Coyote the Trickster

I made a brilliant discovery yesterday morning, and didn't have to go any further than my own bookshelves. Coyote the Trickster is a collection of twelveNative American stories featuring the trickster animal / god Coyote, a character who, after gorging myself of Anansi / Anancy and Loki, I felt it was really time to know more about. I'd forgotten we even owned his little book of tales retold by the marvellous Douglas Hill and the poet Gail Robinson, but it sang out at me just as I was beginning to get bored waiting for delivery of my brand new passport (! more on that later). 

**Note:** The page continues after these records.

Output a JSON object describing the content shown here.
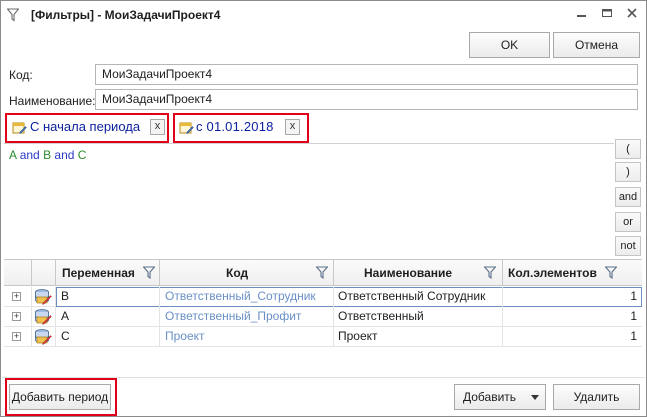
{
  "window": {
    "title": "[Фильтры] - МоиЗадачиПроект4"
  },
  "toolbar": {
    "ok_label": "OK",
    "cancel_label": "Отмена"
  },
  "fields": {
    "code_label": "Код:",
    "code_value": "МоиЗадачиПроект4",
    "name_label": "Наименование:",
    "name_value": "МоиЗадачиПроект4"
  },
  "periods": [
    {
      "label": "С начала периода",
      "close": "x"
    },
    {
      "label": "с 01.01.2018",
      "close": "x"
    }
  ],
  "formula": {
    "parts": [
      "A",
      "and",
      "B",
      "and",
      "C"
    ]
  },
  "operators": [
    "(",
    ")",
    "and",
    "or",
    "not"
  ],
  "grid": {
    "columns": [
      "Переменная",
      "Код",
      "Наименование",
      "Кол.элементов"
    ],
    "rows": [
      {
        "var": "B",
        "code": "Ответственный_Сотрудник",
        "name": "Ответственный Сотрудник",
        "count": "1"
      },
      {
        "var": "A",
        "code": "Ответственный_Профит",
        "name": "Ответственный",
        "count": "1"
      },
      {
        "var": "C",
        "code": "Проект",
        "name": "Проект",
        "count": "1"
      }
    ]
  },
  "footer": {
    "add_period_label": "Добавить период",
    "add_label": "Добавить",
    "delete_label": "Удалить"
  },
  "icons": {
    "title": "filter-icon",
    "chip": "calendar-edit-icon",
    "row": "database-edit-icon"
  },
  "colors": {
    "highlight_frame": "#e0001a",
    "chip_text": "#0a1f9c",
    "link": "#6a8fc7",
    "formula_var": "#2e8b2e",
    "formula_op": "#2b39c7",
    "row_selection": "#6c8ebf"
  }
}
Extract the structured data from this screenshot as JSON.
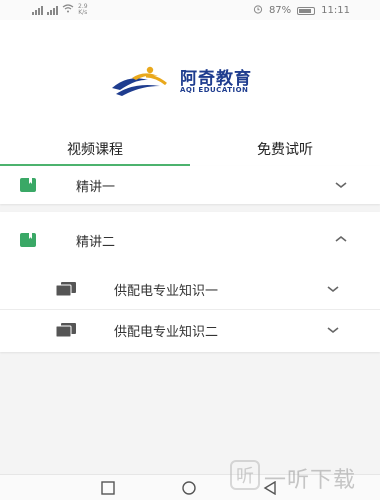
{
  "status_bar": {
    "carrier_icons": "signal-icon",
    "speed_value": "2.9",
    "speed_unit": "K/s",
    "battery": "87%",
    "time": "11:11"
  },
  "brand": {
    "name_cn": "阿奇教育",
    "name_en": "AQI EDUCATION"
  },
  "tabs": [
    {
      "label": "视频课程",
      "active": true
    },
    {
      "label": "免费试听",
      "active": false
    }
  ],
  "sections": [
    {
      "label": "精讲一",
      "expanded": false,
      "items": []
    },
    {
      "label": "精讲二",
      "expanded": true,
      "items": [
        {
          "label": "供配电专业知识一"
        },
        {
          "label": "供配电专业知识二"
        }
      ]
    }
  ],
  "watermark": {
    "badge": "听",
    "text": "一听下载"
  },
  "colors": {
    "accent": "#4cb36e",
    "icon_green": "#3aa866",
    "brand_blue": "#1f3d8f",
    "brand_gold": "#e9a81c"
  }
}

I've found over the past couple of weeks that it's unusual for a retelling of a traditional tale to be as engaging on the page as I imagine it would be told out loud - that is, after all, why I'm studying stoytelling - but this collection was a bit special. Almost every one fired off in my head and made me want to take it away and ferment it and evangelise about it to the whole world! But here's the list of my favourites:

Coyote and Brown Giant 
Coyote and Little Blue Fox
Coyote and the Giant Lizard
Coyote in the Land of the Dead

Raven had some stories in the collection too. He's an incorrigible trickster as well, from further North than Coyote, but despite being greedy, naughty and cunning, in the stories I've read he seems more conflicted - by guilt, and duty, and loneliness - than the Coyote I know so far. My favourite Raven stories in this collection are the absolute classics if Wikipedia is anything to go by:
Raven and the Coming of Daylight
Raven and the Whale
Raven and the Fisherman

I was hugely excited by the latter two in this list, because of their great potential to become 'framing' stories: the characters get into a situation where they're sitting together, and to pass the time they tell each other about their lives, the things they've seen, the places they've been, and so forth. In the Raven and the Whale, the Raven tells stories of the air and the light, and the outer world, while the girl-spirit of the whale counters with stories of darkness, of inner life. In the Fisherman, it's stories of the air, versus stories of the sea. What songs! what fun could be had imagining what they actually told each other. But that is, of course, another story.